16 yaşından beri müzikle ilgileniyorsunuz. Geç kalan bir albüm denilebilir mi?

Aslında baktığımızda, çok daha erken olmalıydı; çünkü çoğunlukla böyle oluyor. Fakat kendim için geç diyemem; çünkü ancak hazır olduğumu, piştiğimi hissettim. Sadece şarkı söylemekle bitmiyor iş.

Oyunculuk
Bana çok çekici geliyor. Şu an çok yoğunum ve tamamen müziğe odaklı yaşıyorum; ne ara olur bilmiyorum, ama bir ara mutlaka hayatımda olsun isterim.

Şu andaki baş ucu kitabı
Nick Cave-Bunny Munro’nun Ölümü. Aynı anda birkaç kitap okumayı seviyorum genellikle.

En sık gitt iği mekanlar
Beyoğlu’na gidiyorum, daha çok rock barlara. Underground grupların performanslarını izlemeyi seviyorum. Onun dışında daha çok evdeyim.

“Erkeklerin evlenmek istediği kadınlar listesi”nde ilk sırada olmayı ister miydiniz?

İstemek çok yoğun bir kavram, isterim demem ama öyle bir şey olsa yüzümde kocaman bir gülümseme olur!

Lady Gaga’ya benzetiliyor olmanıza artık bir son nokta koymak ister misiniz?
Şok geçirdim Lady Gaga ile adım yan yana anılmaya başlayınca. Çünkü o bir tasarım harikası, yaptığı şeyi hakikaten ayakta alkışlıyoruz. Koca bir ekiple çalışıyor, dünyaca ünlü tasarımcılar onun için özel tasarımlar yapıyor, gerçekten bir tasarım ve ekip harikası. Benim kostümlerimde hiç öyle bir şey yok. E, saçım başım da benzemiyor. Hiçbir şeyim benzemiyor. Belki şarkı sözlerimdeki bir miktar cüretkarlığı benzetmişlerdir diye düşünürken ben, bir baktım, kıyafetimle alakalı konuşuyorlar. Ben nasıl bir ilişki kurulduğunu anlayamadım açıkçası hala.

Yakın zamanda ‘En İyi Çıkış Yapan Sanatçı’ ödülü aldınız. 2010 Mercan’ın yılı mı olacak?
Evet ilk ödülümdü; Türkiye Genç İşadamları Derneği’nden aldım. Niye olmasın? Çok çalışmış olan, emeklerinin karşılığını almak isteyen herkesin yılı olsun. Ben de onlardan biriyim, benim de olsun inşallah.

Sıradan bir gününüz nasıl geçiyor?

Çok gece hayatı olan bir insan değilim.

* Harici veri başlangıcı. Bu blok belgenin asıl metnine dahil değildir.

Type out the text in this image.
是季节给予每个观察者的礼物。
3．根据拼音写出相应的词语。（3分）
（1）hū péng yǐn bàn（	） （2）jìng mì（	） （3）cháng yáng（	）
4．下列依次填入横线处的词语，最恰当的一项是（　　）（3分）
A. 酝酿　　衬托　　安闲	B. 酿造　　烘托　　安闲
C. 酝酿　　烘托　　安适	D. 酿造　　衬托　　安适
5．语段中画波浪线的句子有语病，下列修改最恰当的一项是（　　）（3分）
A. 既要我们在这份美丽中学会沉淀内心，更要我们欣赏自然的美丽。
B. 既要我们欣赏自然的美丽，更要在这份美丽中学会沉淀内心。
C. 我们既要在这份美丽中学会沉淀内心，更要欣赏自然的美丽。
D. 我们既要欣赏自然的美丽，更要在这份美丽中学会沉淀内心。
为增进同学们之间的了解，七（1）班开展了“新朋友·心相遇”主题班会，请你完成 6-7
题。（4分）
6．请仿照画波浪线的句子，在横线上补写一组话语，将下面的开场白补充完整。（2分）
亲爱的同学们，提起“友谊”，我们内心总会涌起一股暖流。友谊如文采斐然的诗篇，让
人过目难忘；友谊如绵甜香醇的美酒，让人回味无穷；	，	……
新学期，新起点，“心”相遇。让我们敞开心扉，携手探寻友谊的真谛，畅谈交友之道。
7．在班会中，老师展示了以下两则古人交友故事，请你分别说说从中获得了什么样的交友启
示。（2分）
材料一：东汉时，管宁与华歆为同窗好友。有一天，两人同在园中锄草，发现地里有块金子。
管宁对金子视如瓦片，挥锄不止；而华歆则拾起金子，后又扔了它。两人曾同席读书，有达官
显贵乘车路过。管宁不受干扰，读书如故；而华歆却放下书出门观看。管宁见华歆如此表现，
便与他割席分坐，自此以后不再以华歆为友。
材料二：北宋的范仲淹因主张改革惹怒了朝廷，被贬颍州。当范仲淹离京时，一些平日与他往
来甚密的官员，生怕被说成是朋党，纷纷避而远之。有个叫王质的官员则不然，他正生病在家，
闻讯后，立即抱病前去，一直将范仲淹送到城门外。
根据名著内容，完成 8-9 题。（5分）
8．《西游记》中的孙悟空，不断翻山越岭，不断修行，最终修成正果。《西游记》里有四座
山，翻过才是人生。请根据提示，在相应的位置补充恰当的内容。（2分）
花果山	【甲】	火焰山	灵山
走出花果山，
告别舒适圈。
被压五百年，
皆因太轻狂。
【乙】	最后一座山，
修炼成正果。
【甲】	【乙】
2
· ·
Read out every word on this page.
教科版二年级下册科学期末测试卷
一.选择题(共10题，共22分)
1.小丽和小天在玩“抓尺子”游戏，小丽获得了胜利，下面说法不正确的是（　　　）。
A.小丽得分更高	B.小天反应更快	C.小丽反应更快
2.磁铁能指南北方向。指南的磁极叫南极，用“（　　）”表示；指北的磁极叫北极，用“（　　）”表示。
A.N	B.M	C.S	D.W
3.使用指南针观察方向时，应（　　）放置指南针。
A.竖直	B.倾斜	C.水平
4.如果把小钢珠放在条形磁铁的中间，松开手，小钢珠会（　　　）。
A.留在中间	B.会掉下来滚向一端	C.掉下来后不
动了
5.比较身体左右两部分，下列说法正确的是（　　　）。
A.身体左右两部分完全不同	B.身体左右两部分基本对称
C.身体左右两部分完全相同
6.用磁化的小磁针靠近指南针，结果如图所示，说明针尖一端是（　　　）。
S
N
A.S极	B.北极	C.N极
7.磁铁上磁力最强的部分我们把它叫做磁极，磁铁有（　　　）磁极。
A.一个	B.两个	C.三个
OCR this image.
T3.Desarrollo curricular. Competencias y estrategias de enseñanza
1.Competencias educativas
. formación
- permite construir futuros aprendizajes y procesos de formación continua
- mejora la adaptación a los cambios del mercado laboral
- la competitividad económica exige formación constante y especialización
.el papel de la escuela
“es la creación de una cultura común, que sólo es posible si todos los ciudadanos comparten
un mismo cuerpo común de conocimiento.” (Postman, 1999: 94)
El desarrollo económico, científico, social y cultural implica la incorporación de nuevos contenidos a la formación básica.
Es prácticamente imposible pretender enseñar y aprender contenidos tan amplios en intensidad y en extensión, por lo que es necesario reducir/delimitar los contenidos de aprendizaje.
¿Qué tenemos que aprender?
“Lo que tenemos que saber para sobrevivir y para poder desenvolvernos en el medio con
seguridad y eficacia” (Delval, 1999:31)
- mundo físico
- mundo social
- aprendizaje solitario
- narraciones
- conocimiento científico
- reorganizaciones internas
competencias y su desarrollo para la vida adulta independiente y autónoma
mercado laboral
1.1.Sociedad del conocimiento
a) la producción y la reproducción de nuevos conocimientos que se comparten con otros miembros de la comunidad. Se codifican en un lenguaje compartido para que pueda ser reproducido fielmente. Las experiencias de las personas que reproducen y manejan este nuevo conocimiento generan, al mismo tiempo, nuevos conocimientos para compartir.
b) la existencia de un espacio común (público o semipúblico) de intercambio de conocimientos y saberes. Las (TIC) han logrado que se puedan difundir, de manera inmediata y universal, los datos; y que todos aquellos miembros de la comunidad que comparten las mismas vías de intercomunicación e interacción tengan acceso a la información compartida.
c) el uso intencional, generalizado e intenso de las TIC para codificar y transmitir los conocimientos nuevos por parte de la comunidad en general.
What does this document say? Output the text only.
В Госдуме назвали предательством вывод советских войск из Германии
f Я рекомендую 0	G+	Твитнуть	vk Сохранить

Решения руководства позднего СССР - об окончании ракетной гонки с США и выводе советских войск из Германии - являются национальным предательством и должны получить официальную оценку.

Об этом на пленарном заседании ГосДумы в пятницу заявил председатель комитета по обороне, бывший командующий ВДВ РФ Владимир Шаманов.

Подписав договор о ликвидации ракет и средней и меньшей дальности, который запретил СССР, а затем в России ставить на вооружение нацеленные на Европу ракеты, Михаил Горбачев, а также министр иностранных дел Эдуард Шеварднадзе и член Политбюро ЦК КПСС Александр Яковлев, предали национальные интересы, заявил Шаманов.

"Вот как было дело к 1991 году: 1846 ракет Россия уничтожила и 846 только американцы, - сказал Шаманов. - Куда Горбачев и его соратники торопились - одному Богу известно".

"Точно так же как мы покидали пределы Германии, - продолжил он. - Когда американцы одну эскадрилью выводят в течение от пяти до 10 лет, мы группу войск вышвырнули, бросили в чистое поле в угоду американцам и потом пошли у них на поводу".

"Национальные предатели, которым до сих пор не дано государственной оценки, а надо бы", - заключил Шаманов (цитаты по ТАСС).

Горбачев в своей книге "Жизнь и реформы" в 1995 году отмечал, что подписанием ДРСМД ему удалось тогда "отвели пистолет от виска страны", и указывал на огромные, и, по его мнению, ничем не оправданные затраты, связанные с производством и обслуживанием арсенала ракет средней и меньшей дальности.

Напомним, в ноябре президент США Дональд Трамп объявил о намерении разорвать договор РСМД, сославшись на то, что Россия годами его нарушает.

Köpeğim bahane; bol bol parka gidiyorum. Beni çok dinlendiriyor. Bedenime iyi bakmaya çalışıyorum. Uzunca bir süre yoga yaptım; şu an stretching ve yürüyüş yapıyorum. Bunun dışında uyumadan önce kitap okurum; zaten bir de çok iş güç var. Koşuşturma…

Kadınlık halleri desem... Saç, baş, makyaj, manikür pedikür, takılar? Topuklu ayakkabı sever misiniz örneğin? Ya da seksi görünmek hoşunuza gidiyor mu?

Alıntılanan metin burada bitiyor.